Personal information
- Born: November 16, 1913 Middletown, Indiana, US
- Died: July 30, 2001 (aged 87) Nashville, Tennessee, US
- Listed height: 6 ft 3 in (1.91 m)
- Listed weight: 215 lb (98 kg)

Career information
- High school: Anderson (Anderson, Indiana)
- College: USC (1935–1938)
- Position: Guard
- Coaching career: 1946–1955

Career history

Playing
- 1938: Indianapolis Kautskys
- 1940: Hammond Ciesar All-Americans

Coaching
- 1946-1955: NC State University

= Carl Anderson (basketball) =

American basketball player (1913–2001)

Carl Henry "Buttercup" Anderson (November 16, 1913 – July 30, 2001) was an American professional basketball player. He played basketball for the University of Southern California from 1935 to 1939. He played in the National Basketball League for the Indianapolis Kautskys and Hammond Ciesar All-Americans but did not score a single point in five career games.
He married Harriett Ann Biggs and had a daughter Kristin Anderson (1940).

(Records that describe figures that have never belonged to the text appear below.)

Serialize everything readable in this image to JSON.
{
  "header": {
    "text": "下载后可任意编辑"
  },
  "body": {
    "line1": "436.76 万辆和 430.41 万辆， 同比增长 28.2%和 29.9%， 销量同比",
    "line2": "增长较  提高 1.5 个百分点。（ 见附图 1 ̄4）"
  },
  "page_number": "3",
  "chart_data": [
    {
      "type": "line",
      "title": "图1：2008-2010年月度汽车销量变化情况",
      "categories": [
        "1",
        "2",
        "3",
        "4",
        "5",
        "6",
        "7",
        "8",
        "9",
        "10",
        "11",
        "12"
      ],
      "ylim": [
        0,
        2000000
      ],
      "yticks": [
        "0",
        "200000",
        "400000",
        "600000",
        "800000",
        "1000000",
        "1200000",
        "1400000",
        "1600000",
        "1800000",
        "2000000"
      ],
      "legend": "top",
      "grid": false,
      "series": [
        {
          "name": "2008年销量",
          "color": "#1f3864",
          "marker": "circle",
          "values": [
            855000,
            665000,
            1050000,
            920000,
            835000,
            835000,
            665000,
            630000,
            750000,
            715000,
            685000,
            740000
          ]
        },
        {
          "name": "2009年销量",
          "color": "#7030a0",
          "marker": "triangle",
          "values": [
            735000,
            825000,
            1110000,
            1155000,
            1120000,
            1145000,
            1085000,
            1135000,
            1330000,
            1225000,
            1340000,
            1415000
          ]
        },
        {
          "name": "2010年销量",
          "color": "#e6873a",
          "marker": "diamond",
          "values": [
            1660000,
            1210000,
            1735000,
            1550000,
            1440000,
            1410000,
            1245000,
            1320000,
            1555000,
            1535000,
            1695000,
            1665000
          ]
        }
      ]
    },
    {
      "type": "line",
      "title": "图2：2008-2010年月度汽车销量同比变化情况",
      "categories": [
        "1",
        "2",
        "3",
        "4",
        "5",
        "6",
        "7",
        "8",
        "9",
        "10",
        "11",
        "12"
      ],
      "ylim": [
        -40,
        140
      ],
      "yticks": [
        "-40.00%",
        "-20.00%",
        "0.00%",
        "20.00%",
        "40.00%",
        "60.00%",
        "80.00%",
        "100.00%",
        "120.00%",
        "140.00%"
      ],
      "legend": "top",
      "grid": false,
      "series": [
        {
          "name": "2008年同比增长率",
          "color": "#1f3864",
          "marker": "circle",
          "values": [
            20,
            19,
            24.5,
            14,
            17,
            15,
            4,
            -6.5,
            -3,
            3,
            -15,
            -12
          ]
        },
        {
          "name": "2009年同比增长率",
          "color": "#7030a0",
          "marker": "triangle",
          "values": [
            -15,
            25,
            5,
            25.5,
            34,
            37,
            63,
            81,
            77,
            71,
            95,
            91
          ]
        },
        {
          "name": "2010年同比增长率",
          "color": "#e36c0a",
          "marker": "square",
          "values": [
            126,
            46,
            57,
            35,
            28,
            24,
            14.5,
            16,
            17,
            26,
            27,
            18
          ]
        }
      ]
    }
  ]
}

On October 16, 1940 he joined the US Navy and served in WWII, where he earned a Bronze Star for his heroic actions during the kamikaze bombings at Okinawa.

He returned home, and moved to Raleigh, North Carolina where in 1946 began his coaching career as an assistant coach at NC State University. In 1949, he had a son, Johnnie Leroy Anderson. He coached for NC State until the end of the 1955 season.

In the early '60s, he moved with his family to Nashville, Tennessee. On September 9, 1969, his daughter Kristin was killed in the Allegheny Flight 853 plane crash.